Por: Ricardo Kirschbaum

El acuerdo que alcanzó el Gobierno con la Mesa de Enlace marca un punto importante de inflexión en este enfrentamiento. No es el fin del conflicto pero representa otra etapa en otro contexto internacional.Por primera vez, la administración de Cristina ha llegado a un acuerdo con el sector que más daño político le causó desde su asunción en 2007.
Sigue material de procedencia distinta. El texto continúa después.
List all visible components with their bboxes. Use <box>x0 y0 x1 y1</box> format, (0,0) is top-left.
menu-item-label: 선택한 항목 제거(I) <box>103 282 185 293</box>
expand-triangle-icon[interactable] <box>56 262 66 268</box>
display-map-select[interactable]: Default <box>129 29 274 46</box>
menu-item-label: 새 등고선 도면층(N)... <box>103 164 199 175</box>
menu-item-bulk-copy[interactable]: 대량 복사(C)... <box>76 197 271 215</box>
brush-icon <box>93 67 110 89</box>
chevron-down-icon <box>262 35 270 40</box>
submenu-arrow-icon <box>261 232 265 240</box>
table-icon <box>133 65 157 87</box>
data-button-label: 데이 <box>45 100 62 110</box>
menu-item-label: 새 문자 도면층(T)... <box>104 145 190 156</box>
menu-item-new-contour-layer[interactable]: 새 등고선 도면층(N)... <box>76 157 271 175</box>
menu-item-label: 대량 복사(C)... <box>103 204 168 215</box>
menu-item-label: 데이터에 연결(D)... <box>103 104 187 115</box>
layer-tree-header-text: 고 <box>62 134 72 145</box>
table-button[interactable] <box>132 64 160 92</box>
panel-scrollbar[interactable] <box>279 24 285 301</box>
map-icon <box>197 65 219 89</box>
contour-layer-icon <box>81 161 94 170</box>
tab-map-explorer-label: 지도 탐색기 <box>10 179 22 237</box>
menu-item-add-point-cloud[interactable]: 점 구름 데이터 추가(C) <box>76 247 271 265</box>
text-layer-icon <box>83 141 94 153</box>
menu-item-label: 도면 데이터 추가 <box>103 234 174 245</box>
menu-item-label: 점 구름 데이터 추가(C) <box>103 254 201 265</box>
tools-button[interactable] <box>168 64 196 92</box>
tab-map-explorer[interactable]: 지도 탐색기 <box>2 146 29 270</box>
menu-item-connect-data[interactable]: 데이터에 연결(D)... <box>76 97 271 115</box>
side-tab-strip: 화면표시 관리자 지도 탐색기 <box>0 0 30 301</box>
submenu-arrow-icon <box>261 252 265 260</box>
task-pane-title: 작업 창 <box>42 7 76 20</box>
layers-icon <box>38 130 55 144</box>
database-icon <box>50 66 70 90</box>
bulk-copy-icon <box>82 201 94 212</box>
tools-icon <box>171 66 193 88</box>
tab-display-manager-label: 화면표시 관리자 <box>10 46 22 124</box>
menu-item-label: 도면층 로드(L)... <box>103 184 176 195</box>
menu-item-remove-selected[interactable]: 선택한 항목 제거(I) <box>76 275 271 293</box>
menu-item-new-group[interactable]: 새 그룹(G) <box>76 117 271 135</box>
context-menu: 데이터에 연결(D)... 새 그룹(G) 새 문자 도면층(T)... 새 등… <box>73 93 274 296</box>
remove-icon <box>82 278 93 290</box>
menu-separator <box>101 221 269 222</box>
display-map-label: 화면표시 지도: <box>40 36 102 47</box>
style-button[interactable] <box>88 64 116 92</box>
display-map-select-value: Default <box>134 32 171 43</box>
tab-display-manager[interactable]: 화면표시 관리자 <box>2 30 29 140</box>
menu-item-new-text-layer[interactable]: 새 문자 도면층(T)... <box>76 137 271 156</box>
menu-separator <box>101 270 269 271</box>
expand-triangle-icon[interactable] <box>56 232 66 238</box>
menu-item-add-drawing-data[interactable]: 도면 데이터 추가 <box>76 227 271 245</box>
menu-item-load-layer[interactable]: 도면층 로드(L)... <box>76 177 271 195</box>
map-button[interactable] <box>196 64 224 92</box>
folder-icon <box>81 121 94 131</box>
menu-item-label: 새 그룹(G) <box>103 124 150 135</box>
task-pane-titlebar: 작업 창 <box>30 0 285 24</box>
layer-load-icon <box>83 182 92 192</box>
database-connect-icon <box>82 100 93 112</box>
No se sabe, todavía, si hubo una toma de conciencia del impacto negativo que ha tenido la conducta oficial o si la crisis internacional ha gatillado la necesidad de cerrar este peligroso frente. Lo cierto es que esta acta refleja una voluntad que ha estado ausente hasta ahora y muestra, como reverso, lo que se podría haber logrado antes, sin el enfrentamiento inútil del año pasado. Por cierto, el Gobierno ha preservado el sostenimiento de las retenciones a la soja y al girasol, núcleo central de la posición oficial, pero ha concedido cuestiones que el campo reclamaba.

Es cierto que la crisis internacional jugó un papel sobresaliente y marcó el contexto de esta negociación, en su fase pública y en la secreta.En esas conversaciones, las retenciones no han estado en discusión. Ambos actores habían coincidido en dejar el tema más conflictivo fuera de la agenda de conversaciones. Así, se ha podido avanzar en este texto de acuerdo. El daño que ha provocado la protesta del campo ha tenido repercusiones impensadas para quienes están convencidos de que la política se reduce a la antinomia amigo-enemigo. Y dentro de los amigos, al sometimiento acrítico como prueba de lealtad. Los resultados de esa política han sido evidentes, hasta aquí. Falta ahora que los acuerdos se cumplan porque el conflicto parece encauzado pero no está cerrado.